El cristiano ama la vida y todos los dones recibidos de Dios, pero es consciente de los bienes supremos. Así lo han comprendido los mártires de toda la historia de la Iglesia, esos hombres y mujeres que fueron capaces de dar su vida con tal de ser fieles a Cristo. Ellos sabían que la profesión pública de su fe en Dios era más importante que nada. Pero el amor a Dios y la reciedumbre de espíritu no se manifiestan solamente en los casos excepcionales. Todos los cristianos necesitamos ejercitarnos en la virtud de la fortaleza, por amor al Señor, en la vida ordinaria. Esta virtud nos ayuda a superar los obstáculos y, cuando no es posible hacerlo, nos brinda la capacidad de resistencia para soportar las dificultades.
Crezcamos todos los días en la fuerza de voluntad, en la perseverancia y en la tenacidad especialmente en la consecución de nuestros propósitos, esto nos permitirá ser fieles al Evangelio en toda circunstancia. Alimentemos también nuestra caridad, de manera que tengamos la disposición y prontitud para hacer cualquier sacrificio por Cristo.
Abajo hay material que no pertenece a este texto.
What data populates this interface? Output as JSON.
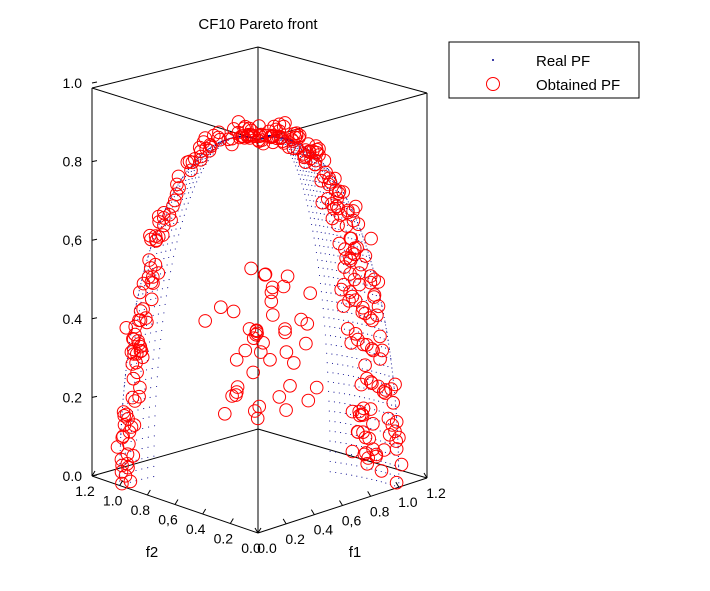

No tengamos miedo de comprometernos en las tareas apostólicas de la Iglesia, no dudemos en elegir un estilo de vida que no siga la mentalidad actual. El Espíritu Santo nos asegura la fuerza necesaria para dar testimonio de la fe y de la belleza de ser cristianos. Las crecientes necesidades de la evangelización requieren numerosos obreros en la viña del Señor: no dudemos en responderle con prontitud a Jesús que nos llama.